Thursday, 21 May 2009

Gardening tips

Keeping us fully up-to-date with events, the MoD website is offering a piece on a "healing garden" winning a medal a Chelsea Flower Show.

If that is not to your taste, you can read how 2 Rifles' Sangin base gets a new healthcare centre. Then, hot news on the MoD Afghanistan blog is a heart warming story about how ISAF has provided "humanitarian aid to flood victims".

All these pieces come under the generic heading of "UK military operations" but if you actually want details of military operations, you have to go to the US official website. There we find that "intense fighting between troops and militants has unfolded over the past few days", the location being in Marjah, 12 miles south west of Lashkar Gah.

This appears to be of sufficient significance for it to merit a report by CNN News and it even gets a mention by the UPI press agency, it relying on the CNN report.

These sources indicate that US forces are doing the fighting, with the intelligence that more US troops were moving into the area, with the caution that "civilians should get out of the way".

To simple, ill-informed souls like ourselves, who were labouring under the impression that Lashkar Gah District was a British area of operation - with 42 Commando recently having recently completed Operation Aabi Toorah in Marjah - the heavy US involvement comes as something of a surprise.

However, the US involvement no doubt explains why neither the MoD nor the British media are bothered about reporting the fighting. But we should perhaps have picked this up earlier, except that such detail comes via the USMC - which we did not expect to be the primary source on operations in the British area. But there it is, in a bulletin dated 8 May, detailing the deployment of what are expected to be 8,000 US troops in Helmand by the end of May.

Interestingly, this will herald other changes, as rules of engagement "have been adjusted fairly recently" to allow soldiers to destroy poppy crops. This marks a clear change from British policy, where hitherto crops have been left standing and the harvesting unhindered.

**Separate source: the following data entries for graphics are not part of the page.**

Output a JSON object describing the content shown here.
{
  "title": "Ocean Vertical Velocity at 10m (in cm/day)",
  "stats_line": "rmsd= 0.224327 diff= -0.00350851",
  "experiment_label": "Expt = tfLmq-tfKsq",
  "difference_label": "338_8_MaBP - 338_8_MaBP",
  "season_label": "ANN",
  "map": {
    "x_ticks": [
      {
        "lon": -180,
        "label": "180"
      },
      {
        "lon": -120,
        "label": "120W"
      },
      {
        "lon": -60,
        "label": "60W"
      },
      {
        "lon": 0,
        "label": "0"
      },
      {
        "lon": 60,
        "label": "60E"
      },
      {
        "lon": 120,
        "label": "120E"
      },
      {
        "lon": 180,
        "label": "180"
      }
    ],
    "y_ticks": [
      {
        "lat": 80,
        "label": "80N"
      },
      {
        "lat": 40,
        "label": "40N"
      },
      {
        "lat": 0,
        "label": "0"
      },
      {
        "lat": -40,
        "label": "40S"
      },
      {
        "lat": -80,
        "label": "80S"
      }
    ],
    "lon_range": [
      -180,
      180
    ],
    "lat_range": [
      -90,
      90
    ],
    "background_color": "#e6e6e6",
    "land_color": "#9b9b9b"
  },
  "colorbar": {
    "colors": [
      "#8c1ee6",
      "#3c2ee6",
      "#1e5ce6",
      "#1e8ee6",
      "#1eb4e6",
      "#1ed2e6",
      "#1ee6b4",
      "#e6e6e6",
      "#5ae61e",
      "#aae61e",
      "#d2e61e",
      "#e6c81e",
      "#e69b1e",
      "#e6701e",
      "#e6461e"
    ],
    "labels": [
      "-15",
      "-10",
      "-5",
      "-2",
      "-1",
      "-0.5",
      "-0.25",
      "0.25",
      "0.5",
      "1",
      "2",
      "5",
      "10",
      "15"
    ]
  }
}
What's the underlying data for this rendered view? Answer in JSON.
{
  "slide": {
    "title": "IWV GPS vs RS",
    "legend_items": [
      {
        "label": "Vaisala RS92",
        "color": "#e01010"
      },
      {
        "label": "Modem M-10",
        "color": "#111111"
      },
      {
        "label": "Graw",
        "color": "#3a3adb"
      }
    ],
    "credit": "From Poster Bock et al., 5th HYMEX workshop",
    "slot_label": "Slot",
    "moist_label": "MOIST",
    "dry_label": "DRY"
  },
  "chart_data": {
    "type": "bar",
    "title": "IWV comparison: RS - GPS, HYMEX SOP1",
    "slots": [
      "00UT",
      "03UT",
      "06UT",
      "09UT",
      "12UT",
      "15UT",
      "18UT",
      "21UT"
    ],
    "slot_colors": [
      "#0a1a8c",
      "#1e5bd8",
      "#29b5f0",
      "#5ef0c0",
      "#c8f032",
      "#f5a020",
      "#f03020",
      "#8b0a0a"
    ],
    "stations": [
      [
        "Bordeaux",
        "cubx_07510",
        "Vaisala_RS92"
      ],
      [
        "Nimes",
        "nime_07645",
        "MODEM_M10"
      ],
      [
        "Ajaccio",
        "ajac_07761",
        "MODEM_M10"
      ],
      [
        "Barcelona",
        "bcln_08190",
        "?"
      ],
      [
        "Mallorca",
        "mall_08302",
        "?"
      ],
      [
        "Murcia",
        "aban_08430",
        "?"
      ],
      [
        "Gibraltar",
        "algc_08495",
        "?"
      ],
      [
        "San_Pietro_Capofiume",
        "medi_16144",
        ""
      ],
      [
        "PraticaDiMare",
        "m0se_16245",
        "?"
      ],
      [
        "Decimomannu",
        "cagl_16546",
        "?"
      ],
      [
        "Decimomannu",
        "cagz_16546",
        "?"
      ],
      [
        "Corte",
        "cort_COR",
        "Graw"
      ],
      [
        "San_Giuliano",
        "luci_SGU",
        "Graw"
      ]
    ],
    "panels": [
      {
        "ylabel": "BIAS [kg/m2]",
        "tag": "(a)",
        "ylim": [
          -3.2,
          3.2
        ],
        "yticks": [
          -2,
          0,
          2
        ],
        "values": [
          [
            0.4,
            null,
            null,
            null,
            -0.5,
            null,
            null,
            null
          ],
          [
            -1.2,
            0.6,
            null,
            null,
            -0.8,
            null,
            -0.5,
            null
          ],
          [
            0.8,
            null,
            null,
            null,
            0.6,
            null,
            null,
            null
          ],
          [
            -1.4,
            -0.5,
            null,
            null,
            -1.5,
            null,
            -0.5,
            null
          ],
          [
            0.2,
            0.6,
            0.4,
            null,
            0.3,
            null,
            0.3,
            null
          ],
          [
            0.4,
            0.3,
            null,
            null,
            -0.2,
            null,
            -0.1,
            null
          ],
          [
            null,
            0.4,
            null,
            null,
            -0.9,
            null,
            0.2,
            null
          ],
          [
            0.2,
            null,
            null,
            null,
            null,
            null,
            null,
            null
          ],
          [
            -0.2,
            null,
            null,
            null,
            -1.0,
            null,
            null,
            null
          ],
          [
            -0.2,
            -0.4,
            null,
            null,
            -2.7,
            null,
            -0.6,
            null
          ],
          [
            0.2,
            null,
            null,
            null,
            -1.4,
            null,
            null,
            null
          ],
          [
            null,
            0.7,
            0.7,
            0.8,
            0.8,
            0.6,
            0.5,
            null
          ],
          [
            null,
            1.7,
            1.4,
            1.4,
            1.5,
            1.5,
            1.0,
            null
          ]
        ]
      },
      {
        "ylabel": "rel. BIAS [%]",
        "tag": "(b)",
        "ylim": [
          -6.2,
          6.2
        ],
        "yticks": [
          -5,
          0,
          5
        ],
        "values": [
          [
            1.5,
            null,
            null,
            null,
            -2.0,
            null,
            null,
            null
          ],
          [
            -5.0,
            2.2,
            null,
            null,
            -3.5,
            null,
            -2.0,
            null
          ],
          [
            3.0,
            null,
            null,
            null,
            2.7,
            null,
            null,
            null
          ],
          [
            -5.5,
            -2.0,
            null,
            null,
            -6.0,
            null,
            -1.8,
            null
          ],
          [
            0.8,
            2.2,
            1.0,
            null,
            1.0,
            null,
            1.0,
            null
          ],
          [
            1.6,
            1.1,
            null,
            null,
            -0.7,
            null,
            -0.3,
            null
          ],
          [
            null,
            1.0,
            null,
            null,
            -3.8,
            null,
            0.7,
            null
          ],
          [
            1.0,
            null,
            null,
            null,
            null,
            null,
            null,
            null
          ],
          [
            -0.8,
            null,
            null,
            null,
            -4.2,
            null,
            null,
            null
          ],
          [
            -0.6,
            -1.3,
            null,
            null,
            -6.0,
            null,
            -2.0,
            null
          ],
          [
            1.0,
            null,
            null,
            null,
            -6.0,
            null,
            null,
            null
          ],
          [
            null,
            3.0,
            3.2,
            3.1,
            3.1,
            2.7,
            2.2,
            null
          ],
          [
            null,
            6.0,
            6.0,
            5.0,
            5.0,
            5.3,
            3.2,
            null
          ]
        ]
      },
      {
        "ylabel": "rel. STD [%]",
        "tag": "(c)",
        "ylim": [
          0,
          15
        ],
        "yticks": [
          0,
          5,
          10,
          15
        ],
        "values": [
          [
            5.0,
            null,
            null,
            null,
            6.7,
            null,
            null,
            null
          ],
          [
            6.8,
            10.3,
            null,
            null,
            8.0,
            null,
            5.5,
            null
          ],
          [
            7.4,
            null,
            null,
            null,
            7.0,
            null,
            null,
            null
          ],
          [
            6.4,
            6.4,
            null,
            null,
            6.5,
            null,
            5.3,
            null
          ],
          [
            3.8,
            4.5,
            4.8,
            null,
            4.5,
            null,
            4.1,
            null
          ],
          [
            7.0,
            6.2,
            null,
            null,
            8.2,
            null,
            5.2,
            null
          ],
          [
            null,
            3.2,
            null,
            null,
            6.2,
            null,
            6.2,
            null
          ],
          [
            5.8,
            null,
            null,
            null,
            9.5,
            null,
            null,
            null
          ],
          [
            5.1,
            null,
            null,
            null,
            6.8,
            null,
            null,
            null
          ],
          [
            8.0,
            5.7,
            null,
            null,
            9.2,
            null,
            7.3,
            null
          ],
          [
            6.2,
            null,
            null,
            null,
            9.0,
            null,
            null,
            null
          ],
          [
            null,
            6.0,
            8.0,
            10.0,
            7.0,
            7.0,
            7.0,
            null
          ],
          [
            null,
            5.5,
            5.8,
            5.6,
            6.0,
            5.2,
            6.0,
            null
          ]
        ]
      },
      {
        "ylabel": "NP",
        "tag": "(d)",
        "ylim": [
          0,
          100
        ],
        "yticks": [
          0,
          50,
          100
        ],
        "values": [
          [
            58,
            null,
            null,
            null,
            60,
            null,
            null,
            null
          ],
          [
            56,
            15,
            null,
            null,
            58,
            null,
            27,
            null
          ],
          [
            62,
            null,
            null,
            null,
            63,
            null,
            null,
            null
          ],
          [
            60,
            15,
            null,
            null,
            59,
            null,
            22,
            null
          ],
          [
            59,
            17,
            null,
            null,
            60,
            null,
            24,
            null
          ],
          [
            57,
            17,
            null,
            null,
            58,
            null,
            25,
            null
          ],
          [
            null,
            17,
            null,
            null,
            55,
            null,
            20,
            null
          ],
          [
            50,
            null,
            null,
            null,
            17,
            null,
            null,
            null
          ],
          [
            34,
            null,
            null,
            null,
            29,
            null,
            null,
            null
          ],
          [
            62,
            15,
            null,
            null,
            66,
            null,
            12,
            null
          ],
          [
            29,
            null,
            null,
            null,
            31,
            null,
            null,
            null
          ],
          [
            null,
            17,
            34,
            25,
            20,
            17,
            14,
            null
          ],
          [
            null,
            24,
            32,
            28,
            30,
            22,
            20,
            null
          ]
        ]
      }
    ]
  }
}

According to ISAF, "recent successful operations against the insurgents in the area have prompted a build-up of militant forces and a spike in militant activity" with "significant" quantities of narcotics having been seized. There was, ISAF maintains, a "clear link" in Marjah "between the narcotics trade, corruption and the financing of the insurgency." The narcotics trade helps pay for weapons, bombs, and suicide bombers.

According to one report, at least 25 Taleban fighters have been killed, while three days ago, an air strike led to an all too common tragedy. Eight civilians, allegedly being used as human shields, were killed after a bomb was dropped on a Taleban position to help "ISAF troops" extract from heavy fire.

The airpower summary for the day reports Air Force A-10s and an F-15E Strike Eagle conducted strafing passes and releasing a GBU-12 in an undisclosed location. During the fight, we are told, ANA forces called off an A-10 strafing attack due to concerns that enemy personnel were hiding amongst local civilian women in an apparent attempt to provoke aircraft to harm them. The aircraft instead performed a show of force to disperse the enemy.

Near Sangin, we are also informed, where troops are blessed with their new healthcare centre, an RAF GR-9 Harrier dropped a Paveway guided bomb in the centre of a compound from which anti-Afghan gunmen were pouring fire on friendly ground troops. Harrier also performed a show of force to allow a friendly unit to withdraw from the confrontation. That "healthcare" may well be needed.

More and more, however, it seems that US forces are taking over the fighting, lending support to the claim that ISAF now stands for "I Saw Americans Fighting". But there is no truth to the claim that, as regards the British, it now means "I Slunk Away Frightened".

As US operations begin to dominate the fighting in Helmand, however, what little news we were getting in the British media – and via the MoD – seems to have dried up, hence the MoD news from Chelsea Flower Show. What the Americans make of that is anyone's guess but, so irrelevant now is the MoD to information provision that it might as well devote its site to gardening tips.